Infrastructure Minister Diane Archie said the suspension of Air Canada flights into Yellowknife is “disappointing” news to the GNWT but it understands that market conditions means hard decisions have to be made.
“The GNWT looks forward to a time when those conditions change,” she said.
The end of Air Canada flights on Jan. 23 will eliminate some options for NWT residents when traveling by air, she added.
“NWT residents should take some comfort knowing that essential services provided by our NWT airports will not be impacted by this change.
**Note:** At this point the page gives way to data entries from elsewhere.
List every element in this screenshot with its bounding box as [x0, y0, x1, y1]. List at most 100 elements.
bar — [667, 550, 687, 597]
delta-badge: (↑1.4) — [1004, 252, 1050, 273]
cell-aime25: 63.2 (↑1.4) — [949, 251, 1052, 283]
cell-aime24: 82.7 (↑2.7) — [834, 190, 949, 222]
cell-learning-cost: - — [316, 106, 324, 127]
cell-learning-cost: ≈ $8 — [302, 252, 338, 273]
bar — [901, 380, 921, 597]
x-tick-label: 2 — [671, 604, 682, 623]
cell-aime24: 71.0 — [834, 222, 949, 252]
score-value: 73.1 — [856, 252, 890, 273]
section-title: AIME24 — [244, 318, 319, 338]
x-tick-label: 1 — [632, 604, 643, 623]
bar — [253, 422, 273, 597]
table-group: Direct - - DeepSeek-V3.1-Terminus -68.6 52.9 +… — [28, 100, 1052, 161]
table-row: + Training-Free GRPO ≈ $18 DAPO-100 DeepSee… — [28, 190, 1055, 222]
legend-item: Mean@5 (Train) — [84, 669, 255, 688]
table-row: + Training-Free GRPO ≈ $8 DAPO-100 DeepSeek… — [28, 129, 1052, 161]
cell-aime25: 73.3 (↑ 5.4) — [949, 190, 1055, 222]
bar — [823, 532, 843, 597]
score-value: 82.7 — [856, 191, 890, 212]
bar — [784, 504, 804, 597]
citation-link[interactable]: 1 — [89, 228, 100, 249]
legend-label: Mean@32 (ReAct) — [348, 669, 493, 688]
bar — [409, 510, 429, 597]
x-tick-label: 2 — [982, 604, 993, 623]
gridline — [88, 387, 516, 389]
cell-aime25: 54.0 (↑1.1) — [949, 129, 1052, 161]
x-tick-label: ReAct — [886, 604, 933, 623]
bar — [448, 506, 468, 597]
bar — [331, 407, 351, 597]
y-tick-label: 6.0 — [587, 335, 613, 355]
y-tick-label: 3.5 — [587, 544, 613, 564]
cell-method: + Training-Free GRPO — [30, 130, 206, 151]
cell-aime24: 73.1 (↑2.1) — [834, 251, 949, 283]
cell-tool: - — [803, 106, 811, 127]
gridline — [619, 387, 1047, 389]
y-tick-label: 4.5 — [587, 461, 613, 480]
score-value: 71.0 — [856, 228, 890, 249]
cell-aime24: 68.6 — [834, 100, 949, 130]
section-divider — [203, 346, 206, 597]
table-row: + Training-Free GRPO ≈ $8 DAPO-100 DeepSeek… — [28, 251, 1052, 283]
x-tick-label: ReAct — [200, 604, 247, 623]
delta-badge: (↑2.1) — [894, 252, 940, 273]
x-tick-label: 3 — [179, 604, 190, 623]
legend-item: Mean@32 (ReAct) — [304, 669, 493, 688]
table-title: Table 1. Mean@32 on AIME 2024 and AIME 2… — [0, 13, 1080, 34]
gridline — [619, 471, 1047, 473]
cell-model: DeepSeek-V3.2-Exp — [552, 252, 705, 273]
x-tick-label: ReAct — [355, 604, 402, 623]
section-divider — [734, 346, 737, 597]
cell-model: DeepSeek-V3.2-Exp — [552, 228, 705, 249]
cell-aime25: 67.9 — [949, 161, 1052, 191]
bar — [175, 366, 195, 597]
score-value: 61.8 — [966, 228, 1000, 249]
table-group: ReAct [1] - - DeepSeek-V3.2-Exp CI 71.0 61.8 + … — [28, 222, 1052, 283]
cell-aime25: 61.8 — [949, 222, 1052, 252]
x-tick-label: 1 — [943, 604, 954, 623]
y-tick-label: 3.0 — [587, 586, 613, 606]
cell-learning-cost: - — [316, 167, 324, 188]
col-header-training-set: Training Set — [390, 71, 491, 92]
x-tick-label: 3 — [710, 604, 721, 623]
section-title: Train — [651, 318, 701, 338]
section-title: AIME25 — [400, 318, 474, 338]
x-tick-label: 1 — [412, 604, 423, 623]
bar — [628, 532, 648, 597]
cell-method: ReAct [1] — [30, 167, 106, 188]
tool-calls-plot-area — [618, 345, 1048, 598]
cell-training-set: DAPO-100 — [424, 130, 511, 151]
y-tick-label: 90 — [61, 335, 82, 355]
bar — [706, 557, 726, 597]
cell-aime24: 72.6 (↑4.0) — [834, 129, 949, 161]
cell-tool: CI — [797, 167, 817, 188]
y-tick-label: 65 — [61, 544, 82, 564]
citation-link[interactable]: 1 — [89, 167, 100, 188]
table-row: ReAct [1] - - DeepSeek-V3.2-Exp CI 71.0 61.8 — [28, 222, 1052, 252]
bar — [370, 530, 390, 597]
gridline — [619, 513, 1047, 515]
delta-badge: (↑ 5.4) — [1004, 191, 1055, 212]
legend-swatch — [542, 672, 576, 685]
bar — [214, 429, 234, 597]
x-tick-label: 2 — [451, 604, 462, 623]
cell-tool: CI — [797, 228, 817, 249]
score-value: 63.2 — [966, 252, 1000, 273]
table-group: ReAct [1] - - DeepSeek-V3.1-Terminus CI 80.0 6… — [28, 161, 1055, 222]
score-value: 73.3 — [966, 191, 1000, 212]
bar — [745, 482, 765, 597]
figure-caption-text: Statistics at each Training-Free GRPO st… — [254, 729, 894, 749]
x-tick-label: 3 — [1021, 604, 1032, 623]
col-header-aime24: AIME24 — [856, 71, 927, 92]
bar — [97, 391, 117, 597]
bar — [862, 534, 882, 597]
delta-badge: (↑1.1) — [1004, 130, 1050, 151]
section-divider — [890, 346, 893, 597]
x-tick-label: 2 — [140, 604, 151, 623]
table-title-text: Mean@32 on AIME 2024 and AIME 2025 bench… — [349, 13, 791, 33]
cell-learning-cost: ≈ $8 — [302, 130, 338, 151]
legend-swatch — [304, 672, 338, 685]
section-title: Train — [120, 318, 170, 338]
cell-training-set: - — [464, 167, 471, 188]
This includes our ability to provide necessary medical travel services that NWT residents depend on to access care and services outside the territory.”
Mayor Rebecca Alty said on Tuesday morning that it was “tough news but recognizing that air travel is quite down across (the country), it is not unexpected.
“It’s definitely not great news to start the year off.”
Yellowknife Chamber of Commerce president Tim Syer said the national airline’s decision to suspend service to Yellowknife demonstrates the toll the pandemic is taking on the NWT economy.
“This underscores the urgent need to proceed with vaccinations as quickly as possible and for the GNWT to develop the Emerging Stronger plan,” he said.
A spokesperson for Canadian North, which also operates passengers flights to Yellowknife said the company understands the challenges of operating during the pandemic and sympathizes with those affected by Air Canada’s decision.
“Our focus remains on our commitment to providing safe and reliable airline services wherever we fly and we also intend to maintain our current services,” said spokesperson Kevin Kablutsiak.
Canadian North passenger traffic is currently down 65 to 70 per cent compared to normal, Kablutsiak said. At the lowest point since the pandemic began traffic was down by 90 per cent.